PCTRAN is a simulation program that incorporates knowledge of reactor physics, thermal hydraulics, control system, etc. into solution techniques with the assistance of modern computer graphics that enable interactive operation on a PC. The source code is in FORTRAN. It is a product of twelve years of development that has included extensive verification conducted against Final Safety Analysis Reports and validated with respect to real plant data and other computer analyses such as RETRAN, RELAP5, TRAC, MAAP, SAFE, etc.. These verification analyses have been documented by over a dozen published papers in professional journals. Reprints are available upon request.

PCTRAN is under a continuous upgrading and enhancement program so that new features will be incorporated into the package periodically. Currently it has the following component models:

Thermal Hydraulics Model
Lumped-loop approach with two-phase critical flow discharge, non-equilibrium pressurizer for PWR and drift flux model for BWR
Core Kinetics Model
Point kinetics model with rod control and reactivity feedback from moderator temperature, Doppler, and voids
Control System
PWR's rod, pressurizer pressure and level, steam generator feedwater, turbine header pressure, and steam dump control modelled to operate either in "AUTO" or "MANUAL" mode following the unit load demand; BWR's rod, recirculation flow, and feedwater system are controlled to reach the same goal
Containment Model
Containment's structure, cooler, spray, vent, etc. modelled to keep track of post-LOCA conditions
Severe Accident Model
For an exposed core, the fuel clad may be overheated, and fission products may be released into the reactor coolant and containment. They may be further released into the ambient atmosphere depending upon the open pathways. Radioactive isotope types and their release pattern are generated as source terms for an off-site dose estimate. For clad temperature beyond 1000âC, metal-water reactions will generate hydrogen. The containment hydrogen concentration will be calculated, and its combustibility will be checked throughout the transient.

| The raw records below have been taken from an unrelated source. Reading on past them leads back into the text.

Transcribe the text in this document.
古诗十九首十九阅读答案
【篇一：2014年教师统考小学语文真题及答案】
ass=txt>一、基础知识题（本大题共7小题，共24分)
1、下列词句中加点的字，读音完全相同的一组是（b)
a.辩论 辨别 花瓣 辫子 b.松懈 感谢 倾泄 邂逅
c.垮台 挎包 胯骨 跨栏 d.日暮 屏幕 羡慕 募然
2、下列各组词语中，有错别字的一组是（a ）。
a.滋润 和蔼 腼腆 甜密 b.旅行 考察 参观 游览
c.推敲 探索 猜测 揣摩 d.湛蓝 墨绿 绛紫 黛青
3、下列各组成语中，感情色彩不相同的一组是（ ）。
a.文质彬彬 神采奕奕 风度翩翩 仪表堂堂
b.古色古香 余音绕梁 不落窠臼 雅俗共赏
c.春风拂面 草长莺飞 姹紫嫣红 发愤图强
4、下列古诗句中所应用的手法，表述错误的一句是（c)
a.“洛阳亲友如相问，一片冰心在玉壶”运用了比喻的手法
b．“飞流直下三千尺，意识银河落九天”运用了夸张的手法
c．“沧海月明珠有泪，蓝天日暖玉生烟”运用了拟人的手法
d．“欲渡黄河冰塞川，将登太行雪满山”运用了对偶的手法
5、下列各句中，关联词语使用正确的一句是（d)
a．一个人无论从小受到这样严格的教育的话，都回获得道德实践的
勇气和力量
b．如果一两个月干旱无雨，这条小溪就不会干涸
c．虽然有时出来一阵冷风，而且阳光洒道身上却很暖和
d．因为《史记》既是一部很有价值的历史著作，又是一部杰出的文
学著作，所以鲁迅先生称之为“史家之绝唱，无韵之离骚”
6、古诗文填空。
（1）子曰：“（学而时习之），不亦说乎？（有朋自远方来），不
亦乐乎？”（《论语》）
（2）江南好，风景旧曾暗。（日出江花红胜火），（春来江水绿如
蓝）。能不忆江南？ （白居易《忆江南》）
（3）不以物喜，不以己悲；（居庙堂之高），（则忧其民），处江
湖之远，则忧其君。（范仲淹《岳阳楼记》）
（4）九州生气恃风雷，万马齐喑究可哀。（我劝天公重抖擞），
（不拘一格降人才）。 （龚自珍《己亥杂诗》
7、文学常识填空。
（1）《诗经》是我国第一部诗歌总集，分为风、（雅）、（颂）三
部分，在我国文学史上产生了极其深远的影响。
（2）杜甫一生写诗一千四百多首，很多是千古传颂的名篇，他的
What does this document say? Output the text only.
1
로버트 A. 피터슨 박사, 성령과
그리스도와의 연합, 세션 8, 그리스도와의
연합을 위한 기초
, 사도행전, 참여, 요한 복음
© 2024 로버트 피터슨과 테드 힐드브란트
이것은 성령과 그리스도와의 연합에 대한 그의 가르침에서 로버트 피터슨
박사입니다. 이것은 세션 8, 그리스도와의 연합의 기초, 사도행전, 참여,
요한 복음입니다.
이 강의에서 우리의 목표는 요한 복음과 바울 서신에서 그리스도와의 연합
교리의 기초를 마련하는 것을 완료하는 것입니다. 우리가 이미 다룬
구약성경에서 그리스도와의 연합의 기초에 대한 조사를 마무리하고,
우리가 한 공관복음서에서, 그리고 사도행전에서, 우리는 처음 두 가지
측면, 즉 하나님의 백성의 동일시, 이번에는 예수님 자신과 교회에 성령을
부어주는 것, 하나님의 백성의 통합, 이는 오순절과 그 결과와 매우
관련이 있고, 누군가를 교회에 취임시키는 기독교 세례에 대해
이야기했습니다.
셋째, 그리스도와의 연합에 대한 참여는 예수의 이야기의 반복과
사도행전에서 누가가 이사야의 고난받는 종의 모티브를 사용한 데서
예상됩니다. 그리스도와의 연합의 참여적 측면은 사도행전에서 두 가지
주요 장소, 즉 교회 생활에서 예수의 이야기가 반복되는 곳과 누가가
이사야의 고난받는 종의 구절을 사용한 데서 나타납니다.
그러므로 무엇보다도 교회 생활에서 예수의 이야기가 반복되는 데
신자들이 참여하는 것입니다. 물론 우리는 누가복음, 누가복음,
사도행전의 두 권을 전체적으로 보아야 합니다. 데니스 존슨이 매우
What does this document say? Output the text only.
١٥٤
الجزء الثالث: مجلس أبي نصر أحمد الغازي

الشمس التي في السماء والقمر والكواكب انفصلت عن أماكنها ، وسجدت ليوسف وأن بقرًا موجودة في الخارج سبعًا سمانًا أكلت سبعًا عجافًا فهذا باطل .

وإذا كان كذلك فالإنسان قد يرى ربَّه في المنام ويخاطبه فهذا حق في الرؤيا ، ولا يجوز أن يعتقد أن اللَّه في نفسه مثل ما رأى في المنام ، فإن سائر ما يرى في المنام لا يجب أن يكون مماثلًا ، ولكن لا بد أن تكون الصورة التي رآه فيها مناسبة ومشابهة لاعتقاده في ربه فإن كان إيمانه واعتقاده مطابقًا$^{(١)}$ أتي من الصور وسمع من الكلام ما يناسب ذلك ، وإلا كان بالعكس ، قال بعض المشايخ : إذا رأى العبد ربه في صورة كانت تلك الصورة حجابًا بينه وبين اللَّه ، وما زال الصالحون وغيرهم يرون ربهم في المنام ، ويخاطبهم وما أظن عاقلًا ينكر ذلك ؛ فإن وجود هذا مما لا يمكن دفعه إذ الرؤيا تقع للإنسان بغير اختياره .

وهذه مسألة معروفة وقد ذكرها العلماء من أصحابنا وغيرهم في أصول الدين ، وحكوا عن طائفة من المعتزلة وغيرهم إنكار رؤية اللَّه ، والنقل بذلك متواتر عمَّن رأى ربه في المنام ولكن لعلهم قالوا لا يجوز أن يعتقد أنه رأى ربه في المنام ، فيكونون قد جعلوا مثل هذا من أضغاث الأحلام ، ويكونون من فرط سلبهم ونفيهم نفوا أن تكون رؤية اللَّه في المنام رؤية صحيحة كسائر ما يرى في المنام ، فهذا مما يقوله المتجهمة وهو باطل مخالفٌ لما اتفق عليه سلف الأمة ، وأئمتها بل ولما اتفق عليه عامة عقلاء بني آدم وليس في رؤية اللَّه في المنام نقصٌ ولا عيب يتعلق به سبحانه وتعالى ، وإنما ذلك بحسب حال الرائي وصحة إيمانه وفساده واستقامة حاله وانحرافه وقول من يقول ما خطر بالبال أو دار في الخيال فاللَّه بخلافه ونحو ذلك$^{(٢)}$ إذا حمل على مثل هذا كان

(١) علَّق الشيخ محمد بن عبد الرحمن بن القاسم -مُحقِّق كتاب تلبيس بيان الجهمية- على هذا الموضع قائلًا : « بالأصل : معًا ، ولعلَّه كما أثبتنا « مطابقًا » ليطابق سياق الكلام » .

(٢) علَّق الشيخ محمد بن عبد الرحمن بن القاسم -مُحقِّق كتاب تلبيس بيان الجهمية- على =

Upon a client's specific order for the most extensive severe accident simulator, MST can prepare one that includes simulation of the plant's radiation monitoring system (RMS). This could be used as a tool for the plant's Severe Accident Management program. Normal and accident readings for all area, effluent, and process monitors throughout the plant will be calculated, and source terms for off-site release will be projected. These results could be used as input to the plant's dose dispersion model for off-site dose distribution estimate. The system could then be an integral part of the plant's emergency response plan.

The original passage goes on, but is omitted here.